Are pilots not following regulations and keeping their cell phones on?

The Federal Aviation Administration has issued a new alert to flight crews re-stating regulations that require cell phones to be shut off during take off and inflight, even those belonging to flight attendants and pilots.

It seems that in at least one example a pilot was not following the rules regarding cell phones.

An FAA air safety inspector was recently riding in the cockpit jump seat of an unnamed airline, performing routine observation, when the first officer’s cell phone began to ring just as the plane reached V1, the speed at which the captain has to commit to taking off.

Needless to say, the inspector made a note of this gaffe. “It was later determined that the sound came from the first officer’s cellular phone, which had been left in the ON position,” a report of the incident notes, according to Flightglobal. “As a result the ring tone caused a distraction between the crew members during the takeoff phase and could have led the to crew to initiate an unnecessary rejected takeoff.”
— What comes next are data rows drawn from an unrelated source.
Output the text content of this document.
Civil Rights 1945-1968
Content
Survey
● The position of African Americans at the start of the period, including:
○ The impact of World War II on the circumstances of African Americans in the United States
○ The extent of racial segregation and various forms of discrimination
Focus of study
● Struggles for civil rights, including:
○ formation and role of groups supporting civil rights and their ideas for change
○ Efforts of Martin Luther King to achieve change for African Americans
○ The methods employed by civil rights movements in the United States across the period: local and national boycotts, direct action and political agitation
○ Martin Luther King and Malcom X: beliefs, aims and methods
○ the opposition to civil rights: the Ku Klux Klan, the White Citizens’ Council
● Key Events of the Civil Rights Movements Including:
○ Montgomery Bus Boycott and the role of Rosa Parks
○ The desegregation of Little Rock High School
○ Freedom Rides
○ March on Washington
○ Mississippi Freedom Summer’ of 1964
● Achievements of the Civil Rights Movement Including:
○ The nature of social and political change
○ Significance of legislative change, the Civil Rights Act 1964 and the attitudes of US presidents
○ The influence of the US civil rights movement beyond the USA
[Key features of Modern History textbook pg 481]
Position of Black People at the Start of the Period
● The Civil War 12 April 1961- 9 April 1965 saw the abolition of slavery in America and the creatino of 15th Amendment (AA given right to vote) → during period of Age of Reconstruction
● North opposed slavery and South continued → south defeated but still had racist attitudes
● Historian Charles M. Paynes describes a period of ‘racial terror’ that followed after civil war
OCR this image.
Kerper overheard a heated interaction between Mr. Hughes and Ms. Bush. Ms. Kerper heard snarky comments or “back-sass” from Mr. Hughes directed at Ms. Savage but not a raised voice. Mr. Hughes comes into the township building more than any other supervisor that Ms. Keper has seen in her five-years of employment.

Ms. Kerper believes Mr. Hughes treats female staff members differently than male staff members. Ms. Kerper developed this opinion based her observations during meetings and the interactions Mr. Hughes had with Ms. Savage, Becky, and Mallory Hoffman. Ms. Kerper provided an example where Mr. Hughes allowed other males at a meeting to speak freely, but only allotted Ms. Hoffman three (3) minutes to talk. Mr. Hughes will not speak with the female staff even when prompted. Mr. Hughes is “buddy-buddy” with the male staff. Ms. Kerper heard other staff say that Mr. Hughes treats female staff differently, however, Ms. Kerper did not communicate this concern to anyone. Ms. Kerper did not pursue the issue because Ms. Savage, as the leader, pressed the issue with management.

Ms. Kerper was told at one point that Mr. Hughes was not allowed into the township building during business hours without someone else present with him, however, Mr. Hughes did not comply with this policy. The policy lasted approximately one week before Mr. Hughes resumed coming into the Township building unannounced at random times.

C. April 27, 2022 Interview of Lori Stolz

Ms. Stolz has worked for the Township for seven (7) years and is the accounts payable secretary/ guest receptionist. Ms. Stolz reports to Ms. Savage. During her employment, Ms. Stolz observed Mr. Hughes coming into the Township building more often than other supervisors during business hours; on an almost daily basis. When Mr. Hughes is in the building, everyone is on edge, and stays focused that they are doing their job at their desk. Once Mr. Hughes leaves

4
Of course, the whole cell phone on a plane issue is a favorite for passengers to debate. Last summer, Gadling’s own resident pilot and blogger Kent made the case for the “no phones” regulation when an angry passenger claimed that warnings about cell phones interfering with navigation equipment was just so much hooey.

I’m not that convinced, though, and not just because I have inadvertently left my phone on during a flight and we didn’t plummet in a ball of flames. Rather, a lot of airlines right now are debating whether to allow cell phone use in flight (European airlines seem poised to allow them), which to me sort of blows the whole danger factor out of the water. I mean, you can’t for years universally insist that using cell phones will screw with a plane’s navigation technology and then one day permit inflight calls and not expect passengers to conclude that the danger has always been overstated. If it was truly dangerous, cell phone use would never be allowed, period.

Now, if we could just get airlines to chuck their ridiculous insistence that I can’t listen to my iPod during take off. I hate to fly and it relaxes me — and it’s not like I’m going to somehow miss the fact that we have just crashed.